Jika hal itu sudah mereka terima, maka setan membawa mereka kepada keyakinan bahwa siapa yang mencegah hal itu berarti dia telah merendahkan para pemilik derajat mulia ini dari kedudukan mereka dan menghina mereka, mengklaim bahwa mereka tidak mempunyai kedudukan dan kehormatan, maka orang-orang musyrik itu marah dan hati mereka membenci, sebagaimana Allah Ta’ala berfirman, “Dan apabila Nama Allah saja yang disebut, kesallah hati orang-orang yang tidak beriman kepada kehidupan akhirat; dan apabila sembahan-sembahan selain Allah yang disebut, tiba-tiba mereka bergirang hati.” (Az-Zumar: 45)

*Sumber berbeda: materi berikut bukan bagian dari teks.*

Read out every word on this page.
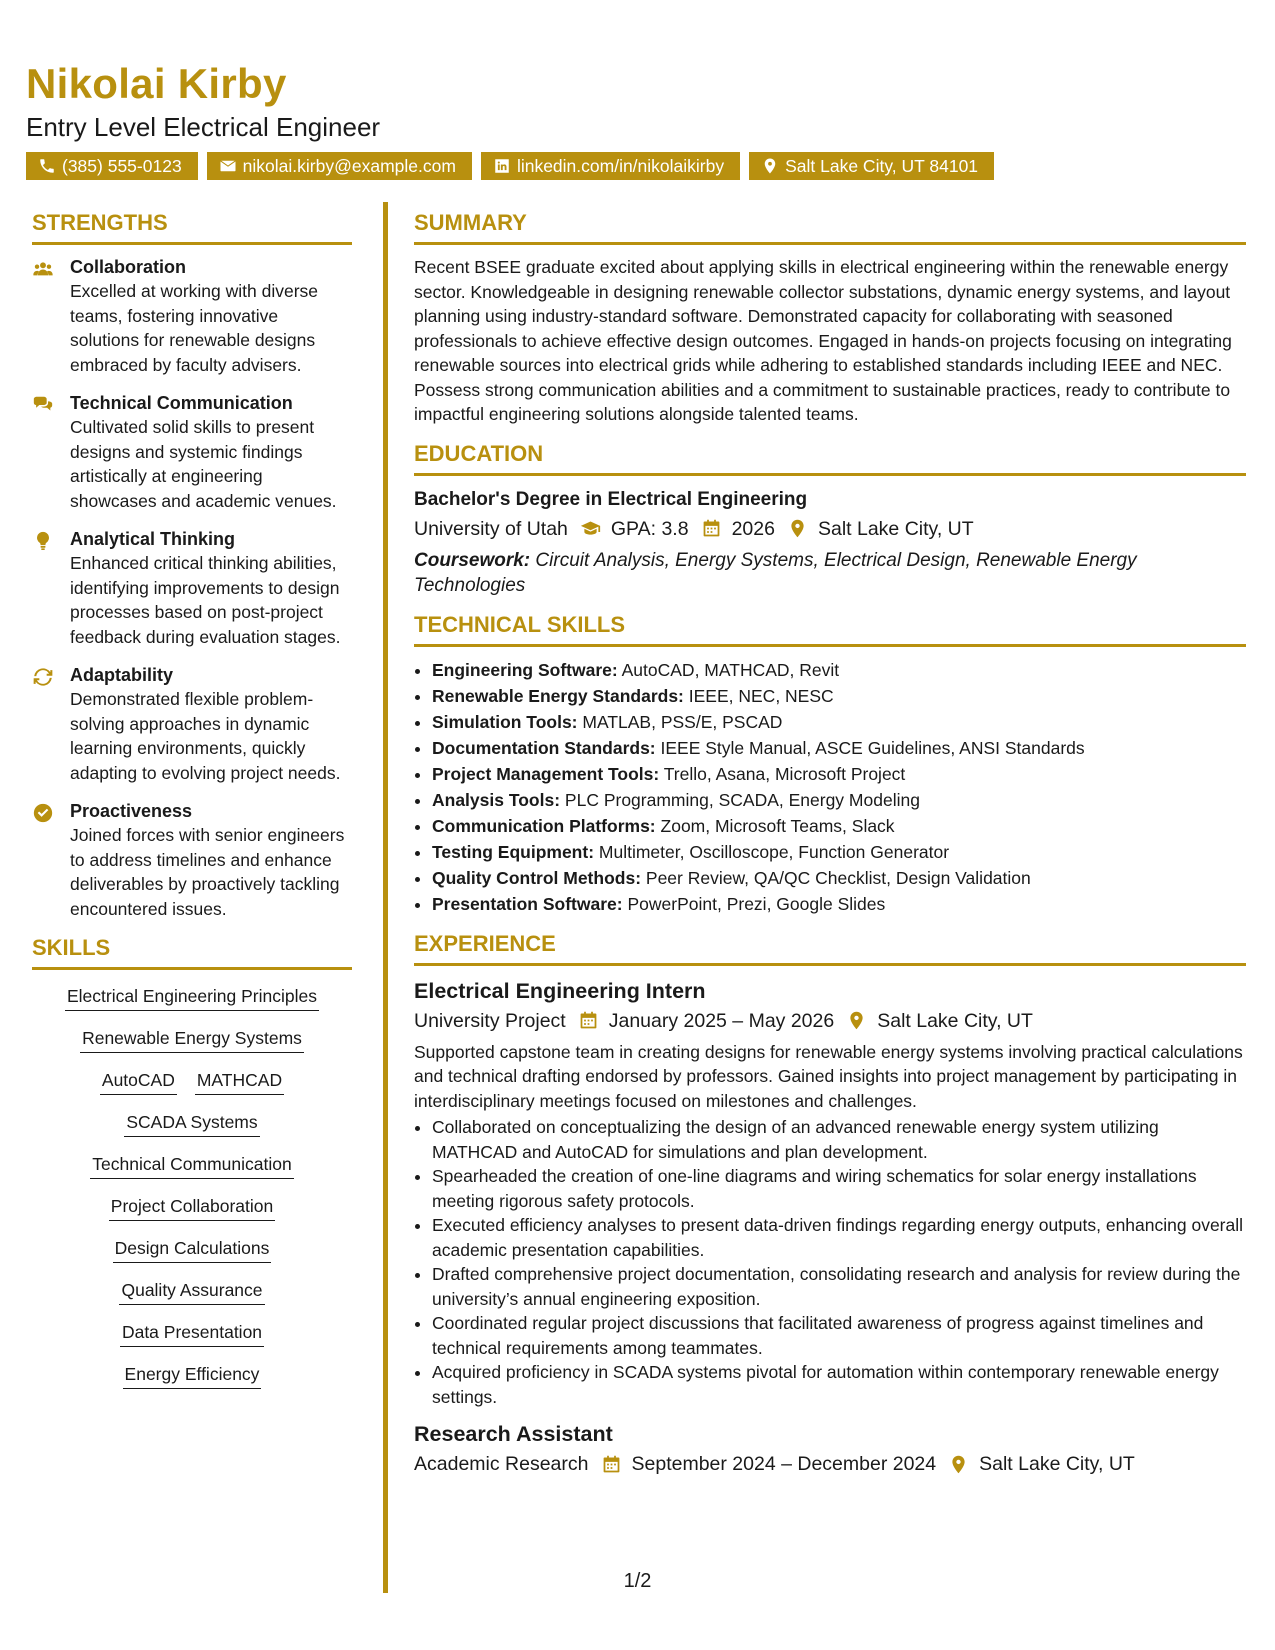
Nikolai Kirby
Entry Level Electrical Engineer
(385) 555-0123	nikolai.kirby@example.com	linkedin.com/in/nikolaikirby	Salt Lake City, UT 84101
STRENGTHS
Collaboration
Excelled at working with diverse teams, fostering innovative solutions for renewable designs embraced by faculty advisers.
Technical Communication
Cultivated solid skills to present designs and systemic findings artistically at engineering showcases and academic venues.
Analytical Thinking
Enhanced critical thinking abilities, identifying improvements to design processes based on post-project feedback during evaluation stages.
Adaptability
Demonstrated flexible problem-solving approaches in dynamic learning environments, quickly adapting to evolving project needs.
Proactiveness
Joined forces with senior engineers to address timelines and enhance deliverables by proactively tackling encountered issues.
SKILLS
Electrical Engineering Principles
Renewable Energy Systems
AutoCAD MATHCAD
SCADA Systems
Technical Communication
Project Collaboration
Design Calculations
Quality Assurance
Data Presentation
Energy Efficiency
SUMMARY

Recent BSEE graduate excited about applying skills in electrical engineering within the renewable energy sector. Knowledgeable in designing renewable collector substations, dynamic energy systems, and layout planning using industry-standard software. Demonstrated capacity for collaborating with seasoned professionals to achieve effective design outcomes. Engaged in hands-on projects focusing on integrating renewable sources into electrical grids while adhering to established standards including IEEE and NEC. Possess strong communication abilities and a commitment to sustainable practices, ready to contribute to impactful engineering solutions alongside talented teams.

EDUCATION
Bachelor's Degree in Electrical Engineering
University of Utah GPA: 3.8 2026 Salt Lake City, UT
Coursework: Circuit Analysis, Energy Systems, Electrical Design, Renewable Energy Technologies
TECHNICAL SKILLS
• Engineering Software: AutoCAD, MATHCAD, Revit
• Renewable Energy Standards: IEEE, NEC, NESC
• Simulation Tools: MATLAB, PSS/E, PSCAD
• Documentation Standards: IEEE Style Manual, ASCE Guidelines, ANSI Standards
• Project Management Tools: Trello, Asana, Microsoft Project
• Analysis Tools: PLC Programming, SCADA, Energy Modeling
• Communication Platforms: Zoom, Microsoft Teams, Slack
• Testing Equipment: Multimeter, Oscilloscope, Function Generator
• Quality Control Methods: Peer Review, QA/QC Checklist, Design Validation
• Presentation Software: PowerPoint, Prezi, Google Slides
EXPERIENCE
Electrical Engineering Intern
University Project January 2025 – May 2026 Salt Lake City, UT

Supported capstone team in creating designs for renewable energy systems involving practical calculations and technical drafting endorsed by professors. Gained insights into project management by participating in interdisciplinary meetings focused on milestones and challenges.

• Collaborated on conceptualizing the design of an advanced renewable energy system utilizing MATHCAD and AutoCAD for simulations and plan development.
• Spearheaded the creation of one-line diagrams and wiring schematics for solar energy installations meeting rigorous safety protocols.
• Executed efficiency analyses to present data-driven findings regarding energy outputs, enhancing overall academic presentation capabilities.
• Drafted comprehensive project documentation, consolidating research and analysis for review during the university’s annual engineering exposition.
• Coordinated regular project discussions that facilitated awareness of progress against timelines and technical requirements among teammates.
• Acquired proficiency in SCADA systems pivotal for automation within contemporary renewable energy settings.
Research Assistant
Academic Research September 2024 – December 2024 Salt Lake City, UT
1/2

Hal ini merembet kedalam hati banyak orang dari kalangan orang-orang bodoh dan jahil, termasuk banyak orang dari kalangan orang-orang yang mengaku berilmu dan beragama, sehingga mereka memusuhi ahli tauhid dengan tuduhan-tuduhan berat, membuat manusia menjauh dari ahli tauhid dan untuk selanjutnya orang-orang itu bersikap loyal dan mengagungkan ahli syirik, mereka mengklaim bahwa mereka adalah wali-wali Allah, para pendukung agama dan RasulNya, padahal Allah ta’ala menolak hal itu, “(Kenapa Allah tidak mengazab mereka) padahal mereka bukanlah orang-orang yang berhak menguasai? Orang-orang yang berhak menguasainya hanyalah orang-orang yang bertakwa.” (Al-Anfal: 34).” [Demikian ucapan Ibnul Qayyim rahimahullah]
[Disalin dari Fathul Majid syarah Kitab tauhid Bab Ghuluw (Sikap Berlebihan). Oleh Syaikh Abdurrahman bin Hasan. Edisi terjemahan Pustaka Sahifa).